Если бы я был поэтом и обладал дарованием, все было бы так естественно и просто. Отмечен судьбою, родился таким, и карты в руки. Но я играю партию с вами, не умея играть. И в этом-то все дело. Будучи бездарным, я занимаю в поэзии свое место (что открыл Ромов, журнал которого тоже занимает свое место), и это место разрастается и увеличивается. Рядом с символистами, становящимися самим символом и современными насосами и молокососами от модернизма, моя позиция поневоле признается угрожающей, и совершенно никто не знает, чем кончится вся эта каша. Дело случая, какие выйдут узоры. У меня самого ничего нет, я гол как сокол, и материально и духовно. Подвернутся обстоятельства, и бездарный хам, как меня резонно называли уже десять лет назад, – выплывет, нет – потонет. Пока обстоятельства подворачиваются, и мне везет. Вот вам кое-что, после чего мы с вами можем возобновить прерванные разговоры об искусстве.
Я верен тому, что сказал вначале. Рамки невозможны. Были времена – хотя бы Веронеза, когда дарование было необходимо. Теперь пошлость не так уже неправа, говоря, что ничего не надо иметь, чтобы быть современным мастером, – центр переместился. Теперь действительно можно ничего не иметь. Вот почему я родился на свете в 1894 году. В прошлое воскресенье у милых Шухаевых27
я справлял 28<-й> день своего рождения28. Я тоже был на дне рождения.Мы фатально оказываемся опять на дне рождения. Это заставляет меня добавить еще следующее: не только дарование не нужно современному искусству, но даже сильнее того – оно им исключается. Говорят, изобразительные искусства дошли до противоречия своим основным задачам. А что такое дарование, как не прежде всего умение эти основные задачи разрешить? Опять-таки – критерий не абсолютен, дело идет об условиях дня. Во времена Веронеза дарование, может, было не только полезно, но и необходимо. Потому что ход развития искусства был таков, что реализовать его достижение можно было, только обладая дарованием. Теперь все стало иначе. Положение, что искусства пришли к основному противоречию, включает в себя два момента. Во-первых, пришли, а потому продолжение этой тенденции ведет к их гибели. Во-вторых, пришли, а потому творчество при этом положении вещей невозможно для дарования, не терпящего этого противоречия. Я меньше всего стремлюсь к парадоксальным положениям. Я утверждаю дедуктивно, что талант у современного мастера вреден, так как ничего положительного дать не может, а вреда принесет уйму. Раз в заборной литературе, потугах бездарностей больше воды живой, чем в творчестве талантов, то это потому, что сейчас искусство переживает подобный фазис. Отсюда лаконичность, трудность, запоры. Ия утверждаю, что по своей конструкции случайного преодоления формы, дилетантизма, вымученности и теоретичности современное искусство есть искусство бездарностей. И я совершенно на месте.

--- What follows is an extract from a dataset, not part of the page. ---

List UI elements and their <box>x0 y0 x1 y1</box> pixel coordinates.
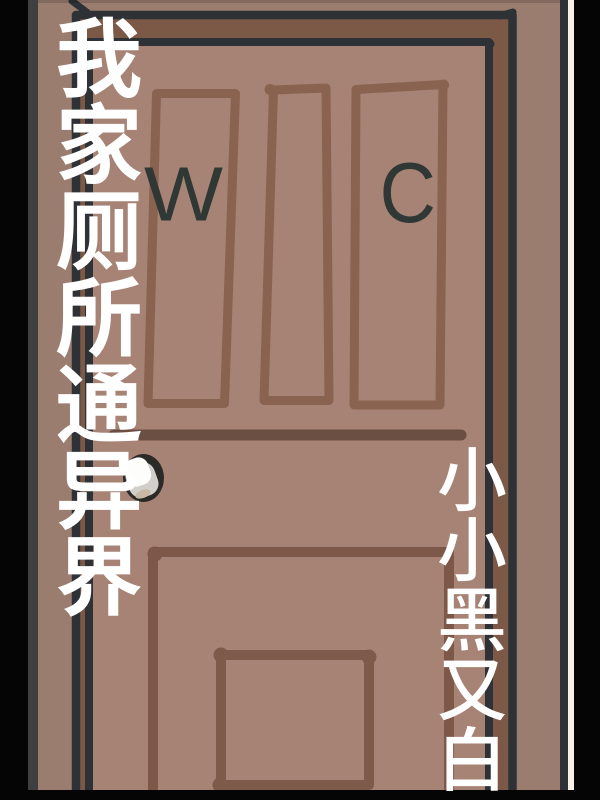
svg-text:W: W <box>144 152 223 238</box>
svg-text:C: C <box>380 146 436 241</box>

Вот вам результат. Лермонтов истекал творчеством – напихал в “Демона” недостатки какие-то. А пришел чиновник из таможенного ведомства29
, переписал его “Демона”, и вышло и живее и ценнее для нас. Таково современное искусство. Вам ясно теперь, почему я претендую на ваше внимание? Я не хочу играть в прятки, прикидываться и позволять обсуждать неуместные вопросы. И критикам своим я хотел бы сказать: вы, господа, талантливы бесспорно, но я не хуже вас. И как бы Фатьма-ханум30 ни возмущалась по поводу такого уравнения, я на нем настаиваю.Первой достопримечательностью после того, как мы расстанемся со дном рождения, было то, что я родился с тремя зубами. Испуганные родители не знали, что предпринять, видя, что младенец скрежещет зубами и уже кусается. Таково было первое впечатление от меня после того, как я появился на свет.
Не знаю, почему Терентьев решил, что мои детские годы никого не касаются31
. Он прав, что я был необычайно красив, и это одно делает историю интересной. Впрочем, Терешкович32 находит и теперь, что я красив, а Гингер, с которым я познакомился много-много лет назад, узнал меня теперь по красивому животу. Но едем дальше.Меня одевали девочкой. Моя мать не хотела примириться с тем, что у нее родился сын вместо дочери. В дневнике ее записано: “родилась девочка – Илья, волосики – черные, цвет – темно-синий”. Поэтому я носил кудри до плеч. Каждый вечер моя няня Зина делала груду папильоток, снимая по очереди книгу за книгой с полок дедовской библиотеки, и я проводил ночь с несколькими фунтами бумаги на голове. Так с полок исчезли Пушкин, Грибоедов, Державин, Гоголь по очереди. Во сне эти писанья входили мне в голову, и я постепенно становился поэтом.